Un duel sans cadavre

© Debby Hudson on Unsplash

À partir du 11 mars et durant les prochaines semaines le magazine « T », que vous recevez le samedi avec votre exemplaire du Temps, va publier un débat épistolaire entre l’écrivain français Iegor Gran et moi-même. Le final se jouera sur la scène du Grand Théâtre de Genève, le 11 mai 2023. Formellement, ce projet a débuté il y a six mois, mais il m’aura transportée dans un passé bien plus lointain.

… Nous sommes en septembre 1987, l’année scolaire vient de commencer dans un pays enivré par la perestroïka. Étudiante de troisième année à l’École de journalisme de l’Université de Moscou, j’attends, sur un banc de l’aula Kommounistitcheskaïa (« Communiste ») de son bâtiment historique sis en face du Kremlin, le premier cours de la professeure Galina Andreïevna Belaïa. (En 1949, cette spécialiste de la littérature soviétique mondialement connue n’avait pas osé déposer sa candidature d’étudiante à cette même université en raison des origines juives de sa mère dont presque toute la famille avait été exterminée en 1920 lors d’un pogrom près de Poltava.) La professeure est arrivée : de taille moyenne, un peu corpulente, modestement élégante. Montée en chaire, elle nous salue et, des étincelles brillant dans ses yeux noirs, ordonne : « Sortez vos listes de lecture obligatoire ». Nous nous exécutons. « Biffez… » Je passe sur les noms des auteurs ainsi éliminés et continue avec ceux annoncés à la suite de l’injonction suivante : « Ajoutez ». Zamiatine, Pasternak, Mandelstam, Boulgakov, Akhmatova… Tous ceux que Galina Andreïevna appelait « les Don Quichotte des années 1920 ». À l’époque, leurs livres, jusqu’alors uniquement accessibles dans les succursales de la chaîne « Beriozka » réservées aux étrangers et aux diplomates, commençaient à paraître en grands tirages. Un monde qui nous avait été caché nous a ainsi été rendu ; le monde de notre propre littérature – magnifique, variée, humaniste, nourrie par la souffrance.

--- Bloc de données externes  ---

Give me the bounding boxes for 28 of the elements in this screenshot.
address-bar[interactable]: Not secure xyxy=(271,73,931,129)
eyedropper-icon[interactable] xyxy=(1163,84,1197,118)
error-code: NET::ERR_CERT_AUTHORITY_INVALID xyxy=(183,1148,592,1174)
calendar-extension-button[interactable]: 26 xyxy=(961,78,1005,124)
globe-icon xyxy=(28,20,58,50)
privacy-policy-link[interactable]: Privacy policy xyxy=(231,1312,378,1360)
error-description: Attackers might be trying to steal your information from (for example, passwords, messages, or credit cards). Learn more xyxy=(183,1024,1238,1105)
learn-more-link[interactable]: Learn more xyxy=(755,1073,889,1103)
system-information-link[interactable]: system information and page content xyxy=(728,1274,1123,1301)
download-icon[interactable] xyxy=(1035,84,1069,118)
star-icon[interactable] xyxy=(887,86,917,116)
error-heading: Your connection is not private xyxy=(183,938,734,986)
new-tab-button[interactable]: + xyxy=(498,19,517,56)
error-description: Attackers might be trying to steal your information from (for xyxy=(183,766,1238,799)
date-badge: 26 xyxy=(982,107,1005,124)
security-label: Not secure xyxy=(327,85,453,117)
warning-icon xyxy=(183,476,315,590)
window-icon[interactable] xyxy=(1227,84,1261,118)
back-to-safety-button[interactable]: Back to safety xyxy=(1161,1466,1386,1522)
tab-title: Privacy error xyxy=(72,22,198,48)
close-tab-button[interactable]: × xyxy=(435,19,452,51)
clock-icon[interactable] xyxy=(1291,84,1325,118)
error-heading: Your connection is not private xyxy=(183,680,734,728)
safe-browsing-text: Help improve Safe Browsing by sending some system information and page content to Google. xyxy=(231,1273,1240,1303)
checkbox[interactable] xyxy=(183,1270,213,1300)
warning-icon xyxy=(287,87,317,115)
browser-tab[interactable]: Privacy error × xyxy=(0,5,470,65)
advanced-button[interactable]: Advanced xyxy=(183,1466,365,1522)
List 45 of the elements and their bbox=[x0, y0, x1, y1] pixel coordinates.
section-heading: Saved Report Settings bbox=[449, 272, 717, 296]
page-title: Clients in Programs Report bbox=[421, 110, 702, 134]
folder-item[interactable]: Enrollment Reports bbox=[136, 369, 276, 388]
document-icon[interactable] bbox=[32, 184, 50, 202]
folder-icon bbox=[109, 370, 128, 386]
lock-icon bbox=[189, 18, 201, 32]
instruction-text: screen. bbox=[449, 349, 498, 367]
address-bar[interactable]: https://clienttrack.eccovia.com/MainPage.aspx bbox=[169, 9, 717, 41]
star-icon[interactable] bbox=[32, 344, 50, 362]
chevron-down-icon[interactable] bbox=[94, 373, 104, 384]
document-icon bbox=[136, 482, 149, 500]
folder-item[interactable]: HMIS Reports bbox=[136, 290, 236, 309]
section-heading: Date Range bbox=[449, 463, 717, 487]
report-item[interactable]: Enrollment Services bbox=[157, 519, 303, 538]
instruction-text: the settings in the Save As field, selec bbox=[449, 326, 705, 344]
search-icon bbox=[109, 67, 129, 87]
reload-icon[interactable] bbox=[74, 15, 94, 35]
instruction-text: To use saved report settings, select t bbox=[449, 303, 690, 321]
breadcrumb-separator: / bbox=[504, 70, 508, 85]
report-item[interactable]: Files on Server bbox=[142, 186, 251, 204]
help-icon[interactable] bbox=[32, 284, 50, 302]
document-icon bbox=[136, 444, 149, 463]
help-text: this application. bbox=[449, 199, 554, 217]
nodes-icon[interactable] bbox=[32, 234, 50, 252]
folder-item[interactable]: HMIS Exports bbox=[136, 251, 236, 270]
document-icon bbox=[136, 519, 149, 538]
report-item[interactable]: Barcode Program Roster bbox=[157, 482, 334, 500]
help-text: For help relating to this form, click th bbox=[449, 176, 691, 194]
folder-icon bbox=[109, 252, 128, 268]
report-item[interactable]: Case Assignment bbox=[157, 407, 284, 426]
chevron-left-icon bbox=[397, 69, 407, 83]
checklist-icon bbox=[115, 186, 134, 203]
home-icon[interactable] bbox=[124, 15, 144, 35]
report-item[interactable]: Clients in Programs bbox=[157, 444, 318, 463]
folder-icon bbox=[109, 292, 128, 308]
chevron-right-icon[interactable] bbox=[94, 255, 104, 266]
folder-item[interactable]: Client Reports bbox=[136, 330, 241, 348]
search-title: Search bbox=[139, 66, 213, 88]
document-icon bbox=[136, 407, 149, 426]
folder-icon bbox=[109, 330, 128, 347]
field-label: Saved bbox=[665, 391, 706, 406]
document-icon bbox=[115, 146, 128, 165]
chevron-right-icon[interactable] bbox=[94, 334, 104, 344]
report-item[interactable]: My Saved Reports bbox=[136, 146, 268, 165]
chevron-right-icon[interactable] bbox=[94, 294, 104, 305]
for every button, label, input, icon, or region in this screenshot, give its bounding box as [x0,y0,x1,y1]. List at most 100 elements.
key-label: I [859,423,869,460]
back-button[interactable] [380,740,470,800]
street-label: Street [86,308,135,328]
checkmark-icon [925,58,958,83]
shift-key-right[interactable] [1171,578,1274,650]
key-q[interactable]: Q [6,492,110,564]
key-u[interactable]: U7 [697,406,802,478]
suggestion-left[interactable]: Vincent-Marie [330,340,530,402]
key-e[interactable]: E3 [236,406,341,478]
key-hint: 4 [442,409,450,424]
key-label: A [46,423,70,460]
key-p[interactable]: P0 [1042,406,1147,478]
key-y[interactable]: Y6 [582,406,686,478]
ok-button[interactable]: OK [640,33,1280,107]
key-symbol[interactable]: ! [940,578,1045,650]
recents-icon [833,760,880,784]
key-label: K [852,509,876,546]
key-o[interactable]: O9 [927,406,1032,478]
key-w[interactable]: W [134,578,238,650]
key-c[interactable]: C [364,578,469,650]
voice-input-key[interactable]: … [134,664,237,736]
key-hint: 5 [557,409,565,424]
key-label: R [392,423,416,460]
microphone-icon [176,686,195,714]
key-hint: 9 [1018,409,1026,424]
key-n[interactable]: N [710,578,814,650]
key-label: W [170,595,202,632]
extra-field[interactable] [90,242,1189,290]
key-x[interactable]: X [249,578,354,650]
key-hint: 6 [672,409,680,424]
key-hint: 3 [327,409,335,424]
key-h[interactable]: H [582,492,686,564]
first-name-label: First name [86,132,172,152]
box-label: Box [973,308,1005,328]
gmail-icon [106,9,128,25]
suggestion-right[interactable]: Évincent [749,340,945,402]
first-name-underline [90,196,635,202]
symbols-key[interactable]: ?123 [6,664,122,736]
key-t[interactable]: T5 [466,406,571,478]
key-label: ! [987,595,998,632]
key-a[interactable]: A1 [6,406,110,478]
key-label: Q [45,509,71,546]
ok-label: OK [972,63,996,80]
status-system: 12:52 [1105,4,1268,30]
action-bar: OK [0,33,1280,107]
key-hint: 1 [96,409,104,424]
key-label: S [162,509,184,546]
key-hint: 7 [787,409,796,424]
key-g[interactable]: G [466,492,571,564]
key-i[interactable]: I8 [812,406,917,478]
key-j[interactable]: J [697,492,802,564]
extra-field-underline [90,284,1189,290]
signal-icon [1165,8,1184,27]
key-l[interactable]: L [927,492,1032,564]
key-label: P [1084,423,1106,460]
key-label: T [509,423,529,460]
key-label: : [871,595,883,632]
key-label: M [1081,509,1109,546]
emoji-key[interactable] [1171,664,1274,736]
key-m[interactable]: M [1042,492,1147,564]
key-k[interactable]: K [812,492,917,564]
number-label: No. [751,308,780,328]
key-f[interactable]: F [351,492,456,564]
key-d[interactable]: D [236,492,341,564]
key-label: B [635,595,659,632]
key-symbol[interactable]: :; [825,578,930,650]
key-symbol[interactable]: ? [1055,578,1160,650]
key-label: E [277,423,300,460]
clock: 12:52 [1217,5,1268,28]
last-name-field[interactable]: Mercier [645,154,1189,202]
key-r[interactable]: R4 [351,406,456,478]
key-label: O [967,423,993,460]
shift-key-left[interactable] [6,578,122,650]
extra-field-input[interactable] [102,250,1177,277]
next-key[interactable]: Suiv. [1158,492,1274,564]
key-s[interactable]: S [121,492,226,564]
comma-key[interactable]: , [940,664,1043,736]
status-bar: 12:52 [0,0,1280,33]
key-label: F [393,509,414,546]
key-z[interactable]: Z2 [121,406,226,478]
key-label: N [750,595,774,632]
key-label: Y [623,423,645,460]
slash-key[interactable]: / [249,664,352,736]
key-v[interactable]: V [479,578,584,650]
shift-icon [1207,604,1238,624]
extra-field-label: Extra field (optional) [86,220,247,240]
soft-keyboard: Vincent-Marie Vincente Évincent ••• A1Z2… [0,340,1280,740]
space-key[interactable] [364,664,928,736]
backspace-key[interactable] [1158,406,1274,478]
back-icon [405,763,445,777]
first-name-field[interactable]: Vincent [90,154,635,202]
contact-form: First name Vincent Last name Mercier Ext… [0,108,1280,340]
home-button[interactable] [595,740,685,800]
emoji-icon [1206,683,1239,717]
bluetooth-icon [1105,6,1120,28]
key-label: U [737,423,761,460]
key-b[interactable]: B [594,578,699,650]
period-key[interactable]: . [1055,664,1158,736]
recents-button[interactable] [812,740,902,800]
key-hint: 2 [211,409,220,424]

Décrire Galina Belaïa, c’est décrire l’histoire de l’intelligentsia métropolitaine russe de la deuxième moitié du XXe siècle dont elle était une représentante à la fois typique et exceptionnelle. Selon ses propres mots, elle ne prétendait pas être une héroïne, mais essayait toujours d’agir avec décence. Comme beaucoup de mes professeurs, elle nous donnait une leçon de vie par son propre exemple. Lors de son premier cours elle choisit de parler du rôle singulier que joue la littérature dans une société fermée, puis d’Andreï Siniavski, qu’elle reverra l’année suivante, au Danemark, après un interlude de presque vingt ans.

Nous ne savions rien d’Andreï Siniavski, né dans une famille de la petite noblesse ralliée aux socialistes-révolutionnaires de gauche et rentré dans l’histoire de la littérature et de la dissidence sous le pseudonyme d’Abram Tertz. On dit que c’était à lui que Svetlana Allilouïeva, la fille de Staline, avait adressé en 1963 ses Vingt lettres à un ami. On sait qu’il figurait parmi ceux à qui le critique américain Andrew Field avait dédié, en 1967, sa biographie de Vladimir Nabokov, presque tout aussi inconnu de nous à l’époque.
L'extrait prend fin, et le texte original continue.